Superimposed Needs in Modern Times and in Modern America
In Herbert Marcuse’s One Dimensional Man he writes: “We may distinguish both true and false needs. "False" are those which are superimposed upon the individual by particular social interests in his repression: the needs which perpetuate toil, aggressiveness, misery, and injustice.” He then goes on: “Most of the prevailing needs to relax, to have fun, to behave and consume in accordance with the advertisements, to love and hate what others love and hate, belong to this category of false needs (Marcuse, Ch1).” Nowhere is this more prevalent than in Charlie Chaplin’s film Modern Times. It can be shown that the needs to relax, have fun, behave and consume in accordance with advertisements, and to love and hate what others love and hate is a dominant theme throughout the film, and serves as motivation for many of the characters, especially the two main characters. It can also be shown that those needs are still prevalent in actual modern times as they were in the film in 1936.
We begin with one of the first false needs; that is the need to relax.
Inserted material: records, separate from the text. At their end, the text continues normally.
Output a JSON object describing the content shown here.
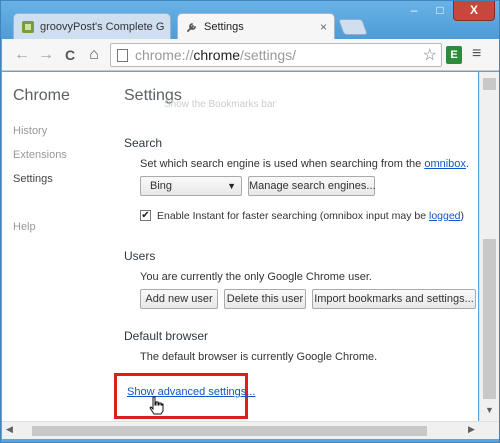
{
  "window": {
    "controls": {
      "minimize": "–",
      "maximize": "□",
      "close": "X"
    }
  },
  "tabs": [
    {
      "label": "groovyPost's Complete G",
      "icon": "groovypost-favicon",
      "active": false
    },
    {
      "label": "Settings",
      "icon": "wrench-icon",
      "active": true
    }
  ],
  "tab_close_glyph": "×",
  "toolbar": {
    "back": "←",
    "forward": "→",
    "reload": "C",
    "home": "⌂",
    "url_prefix": "chrome://",
    "url_host": "chrome",
    "url_path": "/settings/",
    "star": "☆",
    "extension": "E",
    "menu": "≡"
  },
  "sidebar": {
    "title": "Chrome",
    "items": [
      {
        "label": "History",
        "selected": false
      },
      {
        "label": "Extensions",
        "selected": false
      },
      {
        "label": "Settings",
        "selected": true
      },
      {
        "label": "Help",
        "selected": false
      }
    ]
  },
  "settings": {
    "title": "Settings",
    "ghost_text": "Show the Bookmarks bar",
    "search": {
      "title": "Search",
      "description_prefix": "Set which search engine is used when searching from the ",
      "description_link": "omnibox",
      "description_suffix": ".",
      "engine_selected": "Bing",
      "select_arrow": "▼",
      "manage_button": "Manage search engines...",
      "instant_checked": "✔",
      "instant_prefix": "Enable Instant for faster searching (omnibox input may be ",
      "instant_link": "logged",
      "instant_suffix": ")"
    },
    "users": {
      "title": "Users",
      "description": "You are currently the only Google Chrome user.",
      "add_button": "Add new user",
      "delete_button": "Delete this user",
      "import_button": "Import bookmarks and settings..."
    },
    "default_browser": {
      "title": "Default browser",
      "description": "The default browser is currently Google Chrome."
    },
    "advanced_link": "Show advanced settings..."
  },
  "scrollbars": {
    "up": "▲",
    "down": "▼",
    "left": "◀",
    "right": "▶"
  },
  "colors": {
    "highlight": "#e01d1d",
    "link": "#1155cc",
    "title_bar": "#5aa5de"
  }
}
This false need is illustrated in the film when the tramp is in prison after thwarting the breakout attempt. In this situation he is “comfortable in prison” as the film so aptly states. This relaxing situation becomes a false necessity for him once he is freed from prison. This illustrates that the character when faced with the real needs of providing food for himself and maintaining his freedom, or being comfortable in prison, he would choose the false need of relaxation. It can be noted that while in prison his true need of hunger was being met however that was not the motivation to return to prison. We also see an example of the need for relaxation in the patrons at the restaurant; they are having a relaxing evening out, as opposed to preparing meals for themselves, and not perpetuating the unnecessary servitude of a restaurant. A primary example of the superimposed need of relaxation in today’s society can be seen in the multi million dollar vacation and travel industry; an industry that provides people a way to escape and relax to socially acceptable relaxation destinations.
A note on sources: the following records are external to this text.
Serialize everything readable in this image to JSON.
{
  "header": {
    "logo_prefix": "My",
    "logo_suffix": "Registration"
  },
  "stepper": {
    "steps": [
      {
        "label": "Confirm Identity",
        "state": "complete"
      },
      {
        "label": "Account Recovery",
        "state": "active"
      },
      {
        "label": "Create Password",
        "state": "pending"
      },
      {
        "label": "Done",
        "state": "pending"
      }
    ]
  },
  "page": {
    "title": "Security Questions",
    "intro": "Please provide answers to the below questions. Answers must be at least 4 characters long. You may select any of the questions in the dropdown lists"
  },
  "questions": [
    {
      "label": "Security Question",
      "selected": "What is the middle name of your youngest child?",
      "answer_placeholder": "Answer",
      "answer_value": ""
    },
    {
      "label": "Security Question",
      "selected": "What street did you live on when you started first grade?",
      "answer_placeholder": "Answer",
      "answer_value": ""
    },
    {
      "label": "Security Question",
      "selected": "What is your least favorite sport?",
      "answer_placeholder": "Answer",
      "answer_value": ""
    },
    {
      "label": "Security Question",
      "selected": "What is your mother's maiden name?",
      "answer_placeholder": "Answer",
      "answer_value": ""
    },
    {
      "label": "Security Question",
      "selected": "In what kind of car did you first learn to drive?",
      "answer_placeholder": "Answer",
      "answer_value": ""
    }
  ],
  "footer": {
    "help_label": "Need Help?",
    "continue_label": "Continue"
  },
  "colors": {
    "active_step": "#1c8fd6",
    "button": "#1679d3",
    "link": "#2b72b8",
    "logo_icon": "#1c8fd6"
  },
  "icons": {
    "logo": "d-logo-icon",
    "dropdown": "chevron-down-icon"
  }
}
Next we can illustrate the false need of having fun. This can be primarily when the tramp gains employment at the department store; instead of doing his job and watching the store, he laces up a pair of roller skates and begins skating around the store. This escapade places the tramp perilously close to the balcony edge and differentiates his need to have fun over the need of self-preservation. It can also be seen in the film where the tramp decides to go for a swim. The film makes no assumption that he is diving into the pond for a bath and we are led to believe that he is just going for a recreational swim. Lastly we see an example of characters out to have fun when a football game breaks out in the middle of the restaurant. While this is a minor example it is in direct correlation with the need to have fun in todays society. Today we see more and more consumers going to sporting events and amusement parks as a way to have a good time. Sports venues are getting larger and more advanced and amusement parks compete to provide the most fun by building bigger and more exciting attractions.
The need to behave and consume according to advertisement is next; this need is not just to consume what commercial advertisements state, but also how society advertises a particular group or demographic should act. First we see the factory boss attempting to conform to the commercial advertisement by the manufacturer of the feeding machine. It should be noted that this is one of the few times in the film where actual voices can be heard; it is convenient that this voice comes from a phonograph and shows technology’s role in superimposing needs in society. This can also be seen in the scene with the radio advertisement for gastritis when the tramp is being freed from prison. Next we see the need to do as advertised when, after spending a fair amount of time jobless, the factory workers go in strike. This correlates to the opening scene of the movie that parallels the working masses to a drove of sheep. The working masses especially those in a union or trying to unionize (in the labor march scene) are doing as their told, or advertised, to by labor leaders. This is also very prevalent today not only in the commercialism and advertisement of the informational age but most notably in the American political landscape. The two party system does not allow for out side opinions. It separates the country into red states and blue states that vote as they’re told to by political ads and mass media outlets which is summed up in this quote from Marcuse: “Can one really distinguish between the mass media as instruments of information and entertainment, and as agents of manipulation and indoctrination?”
Lastly we have the need to love or hate what others love or hate, or as Marcuse says: “The people recognize themselves in their commodities; they find their soul in their automobile, hi-fi set, split-level home, kitchen equipment (Marcuse Ch1).” This can be seen can be see when the two characters are fantasizing about their perfect house in the suburbs; while on the street with nothing to eat their primary focus is on the false need of having the same home and possessions as suburban middle America. This is also portrayed in the gamin trying on the big fur coat and sleeping in the extravagant king size bed. Even when the gamin finally does get a job her first purchase is a nice dress and handbag; not what one would consider the necessity of someone on the street. This quote by Marcuse is probably even more prevalent today due to all of the new technology and gadgets that are being invented now. It is not enough to have a portable phone, computer, GPS, and whatever in the palm of your hand; no, we have to have the newest most colorful and most flashy one.
As Marcuse argues these superimposed needs are well engrained in our society. In a movie created over seventy years ago these needs are almost impossible to separate from actual needs and I don’t envision it becoming any easier to convince society to abandon these false needs any time soon.